Como resultado das pesquisas desenvolvidas nos últimos anos na Faculdade de Bioquímica e Ciências Biológicas da Universidade Nacional do Litoral (Santa Fe, Argentina), os extratos das peles de espécies do litoral argentino, como a rã trepadora (Boana pulchella), a ranita nadadora (Pseudis minuta), a rã boyadora (Pseudis platensis) ou o sapo argentino (Rhinella arenarum), demonstraram a notável capacidade de atuar sobre algumas das vias patológicas mais representativas do Alzheimer, inibindo as enzimas que estão em maior quantidade em cérebros doentes e controlando a produção de radicais livres.
Inclusivamente, em nossos estudos, observamos que vários peptídeos extraídos da rã trepadora e da rã criolla (Leptodactylus luctator) mostram resultados promissores para controlar os efeitos negativos do Alzheimer ao se ligarem a metais, neutralizando enzimas ou atuando como antioxidantes (ou seja, contrabalançando o efeito negativo dos radicais livres).

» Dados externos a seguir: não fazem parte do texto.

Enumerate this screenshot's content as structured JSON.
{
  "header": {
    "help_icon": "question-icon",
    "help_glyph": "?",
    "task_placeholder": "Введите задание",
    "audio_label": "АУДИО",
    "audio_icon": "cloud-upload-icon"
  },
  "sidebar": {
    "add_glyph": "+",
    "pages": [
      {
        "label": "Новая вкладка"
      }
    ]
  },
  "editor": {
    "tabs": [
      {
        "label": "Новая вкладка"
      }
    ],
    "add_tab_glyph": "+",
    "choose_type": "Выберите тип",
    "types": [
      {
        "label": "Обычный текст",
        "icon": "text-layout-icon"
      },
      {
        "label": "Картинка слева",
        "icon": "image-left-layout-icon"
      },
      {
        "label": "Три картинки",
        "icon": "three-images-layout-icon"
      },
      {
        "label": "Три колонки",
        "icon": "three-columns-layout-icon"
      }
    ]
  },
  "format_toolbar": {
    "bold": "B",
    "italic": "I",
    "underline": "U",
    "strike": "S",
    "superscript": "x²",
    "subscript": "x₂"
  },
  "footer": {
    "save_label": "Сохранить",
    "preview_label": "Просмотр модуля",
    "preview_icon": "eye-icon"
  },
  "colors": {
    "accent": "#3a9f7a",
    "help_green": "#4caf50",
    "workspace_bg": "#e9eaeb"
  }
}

Apesar de que para desenvolver um medicamento são necessários muitos estudos e rigorosos controles de segurança, indubitavelmente os peptídeos naturais surgem como uma alternativa terapêutica de grande interesse.
Em síntese, todas essas descobertas destacam a profunda conexão entre os anfíbios anuros e a saúde humana. A abundância de compostos em sua pele, com múltiplas bioatividades, impulsionou o desenvolvimento de importantes áreas de pesquisa. Isso nos obriga a valorizar a preservação desses animais e sua diversidade, pois, além de seu papel fundamental nos ecossistemas, representam também uma fonte inestimável de biomoléculas com imenso potencial para pesquisa aplicada e desenvolvimento de novos tratamentos farmacológicos.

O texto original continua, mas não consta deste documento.